Pulmonary Host Defense
Despite the intimate contact between the lung and the external environment that occurs with each breath, the intrapulmonary airways are normally free of infection and inflammation. A well-orchestrated mucosal immune system contributes to this remarkable state of affairs. We are broadly interested in host-pathogen interactions, defense mechanisms, and epithelial responses to bacteria and viruses. The lab has a major interest in the pathogenesis and treatment of cystic fibrosis. Additional studies are investigating interactions between airway epithelia and specific pathogens (RSV, influenza, PIV, SARS and MERS coronaviruses, others).
Studies of the anti-microbial properties (anti-bacterial, anti-viral) of airway surface liquid stimulated an interest in the functional properties of host defense proteins and peptides secreted by epithelia. Antimicrobial proteins and peptides play important roles in the innate and adaptive mucosal immune responses of the lung and defects in their function may contribute to the pathogenesis of lung infections in cystic fibrosis. We are using large-scale gene expression and genomics approaches to study epithelial cell mRNA and microRNA gene networks and programs underlying host defense responses. We wish to apply knowledge from these studies towards new molecular therapies.

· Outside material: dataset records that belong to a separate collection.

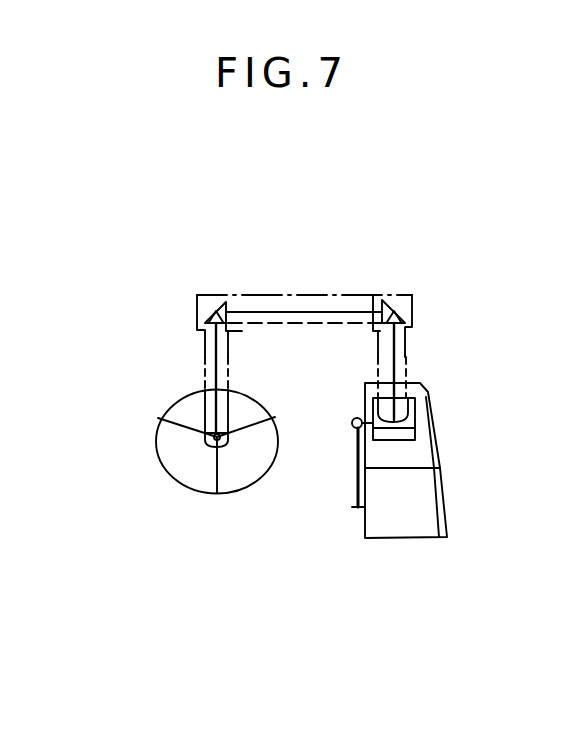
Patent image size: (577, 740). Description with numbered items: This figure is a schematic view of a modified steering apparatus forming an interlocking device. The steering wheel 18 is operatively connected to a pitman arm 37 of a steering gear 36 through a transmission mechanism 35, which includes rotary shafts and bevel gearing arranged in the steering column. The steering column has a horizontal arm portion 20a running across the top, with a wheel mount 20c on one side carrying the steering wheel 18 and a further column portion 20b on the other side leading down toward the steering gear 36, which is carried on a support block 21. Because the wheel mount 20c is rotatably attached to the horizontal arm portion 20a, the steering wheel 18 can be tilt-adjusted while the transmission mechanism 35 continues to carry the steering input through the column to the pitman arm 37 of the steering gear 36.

The steering wheel 18 is at (165, 470).
The horizontal arm portion 20a is at (273, 295).
The right guide portion 20b is at (412, 345).
The wheel mount 20c is at (197, 295).
The support block 21 is at (443, 510).
The transmission mechanism 35 is at (333, 311).
The steering gear 36 is at (410, 420).
The pitman arm 37 is at (360, 418).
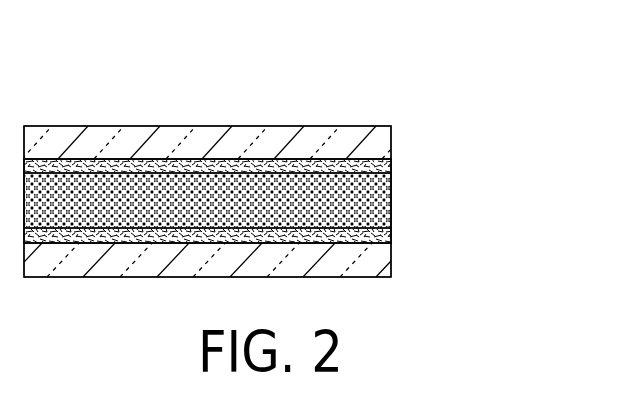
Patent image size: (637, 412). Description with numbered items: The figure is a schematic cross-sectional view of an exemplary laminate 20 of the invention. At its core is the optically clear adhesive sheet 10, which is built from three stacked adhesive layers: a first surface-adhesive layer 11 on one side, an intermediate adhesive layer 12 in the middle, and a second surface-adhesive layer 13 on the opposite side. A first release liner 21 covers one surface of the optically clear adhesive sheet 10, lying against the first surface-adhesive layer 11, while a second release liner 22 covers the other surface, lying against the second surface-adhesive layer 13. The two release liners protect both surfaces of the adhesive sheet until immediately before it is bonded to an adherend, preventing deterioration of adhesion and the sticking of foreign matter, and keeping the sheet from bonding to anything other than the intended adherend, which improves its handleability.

Genetic therapies for the treatment of inherited diseases
The laboratory is performing a variety of gene transfer studies using lentiviral and transposon vectors. We have developed novel FIV lentiviral vector pseudotypes that target receptors on the apical surface of airway epithelia. We are also exploring other nucleic acid based interventions including RNA interference and gene editing for therapeutic purposes. In addition. we are investigating genomics approaches such as the connectivity map to identify small molecules to rescue CFTR function. A long-term goal is to develop vector systems with that can be successfully used in children to treat or prevent CF lung disease by gene addition or gene repair.